While the CFTA contains more detailed protocols in certain areas, including legitimate objective exceptions; the exclusion of certain types of procurements; the use and quantification of contract extensions; certain express anti-avoidance and prohibited practice protocols; the use of buying groups; small business set-aside programs; specific details regarding concurrent and consecutive negotiation processes; the special treatment of entrenched incumbencies; and debriefing duties, for the most part the express provisions contained within the CETA are largely consistent with their equivalent provisions in the CFTA. As noted above, while minor variations in wording may have a substantive impact in the interpretation of the duties under the two treaties, for the most part, July 1, 2017 represents a new era in the harmonization of domestic and international government procurement standards across Canada and between Canada and Europe.

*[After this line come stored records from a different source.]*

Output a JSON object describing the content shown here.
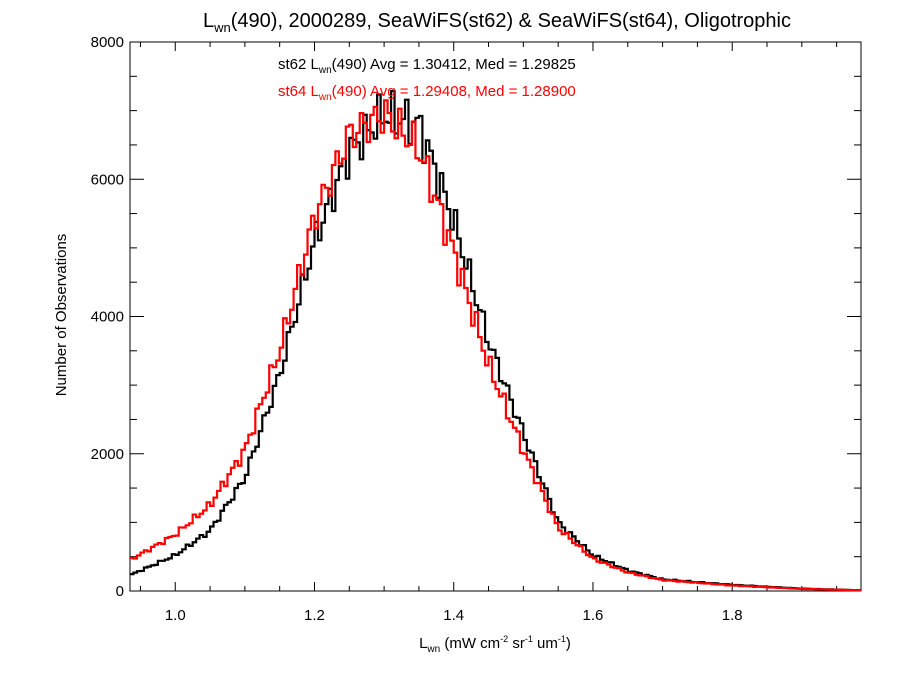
{
  "chart_data": {
    "type": "line",
    "step": true,
    "title": {
      "pre": "L",
      "sub": "wn",
      "post": "(490), 2000289, SeaWiFS(st62) & SeaWiFS(st64), Oligotrophic"
    },
    "xlabel": {
      "pre": "L",
      "sub": "wn",
      "mid1": " (mW cm",
      "sup1": "-2",
      "mid2": " sr",
      "sup2": "-1",
      "mid3": " um",
      "sup3": "-1",
      "post": ")"
    },
    "ylabel": "Number of Observations",
    "xlim": [
      0.935,
      1.985
    ],
    "ylim": [
      0,
      8000
    ],
    "xticks": [
      1.0,
      1.2,
      1.4,
      1.6,
      1.8
    ],
    "xtick_labels": [
      "1.0",
      "1.2",
      "1.4",
      "1.6",
      "1.8"
    ],
    "yticks": [
      0,
      2000,
      4000,
      6000,
      8000
    ],
    "ytick_labels": [
      "0",
      "2000",
      "4000",
      "6000",
      "8000"
    ],
    "grid": false,
    "annotations": [
      {
        "pre": "st62 L",
        "sub": "wn",
        "post": "(490) Avg = 1.30412, Med = 1.29825",
        "color": "#000000"
      },
      {
        "pre": "st64 L",
        "sub": "wn",
        "post": "(490) Avg = 1.29408, Med = 1.28900",
        "color": "#ff0000"
      }
    ],
    "x": [
      0.935,
      1.0,
      1.05,
      1.1,
      1.15,
      1.2,
      1.25,
      1.3,
      1.35,
      1.4,
      1.45,
      1.5,
      1.55,
      1.6,
      1.65,
      1.7,
      1.8,
      1.9,
      1.985
    ],
    "series": [
      {
        "name": "st62",
        "color": "#000000",
        "values": [
          230,
          520,
          880,
          1650,
          3150,
          5100,
          6400,
          6950,
          6800,
          5400,
          3650,
          2300,
          1000,
          520,
          300,
          170,
          90,
          35,
          10
        ]
      },
      {
        "name": "st64",
        "color": "#ff0000",
        "values": [
          450,
          820,
          1250,
          2050,
          3500,
          5450,
          6650,
          6950,
          6450,
          4950,
          3300,
          2050,
          920,
          470,
          270,
          160,
          80,
          30,
          10
        ]
      }
    ]
  }
}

As noted above, like the CFTA, the CETA will introduce a more robust bid dispute regime when compared to the past protocols contained under the former domestic trade treaty, the AIT. This will ultimately bring the rest of the Canadian public sector up to, and potentially beyond, the enforcement standards that have historically been in effect for decades at the federal level under the Canadian International Trade Tribunal. Thus, the decades-deep body of fair competition case law under the federal Tribunal will have an expanding relevance across Canada in the years to come. Public institutions at all levels will be interpreting and navigating their new trade treaty duties under an enhanced enforceability regime, where not only domestic suppliers but also international suppliers will have the right to challenge the trade treaty compliance of government procurement decisions in formal legal proceedings. The prior rulings of the Canadian International Trade Tribunal will likely bear a more significant weight than ever before with government institutions at all levels across Canada and will likely have a significant impact in informing future decisions under the new enforcement regimes.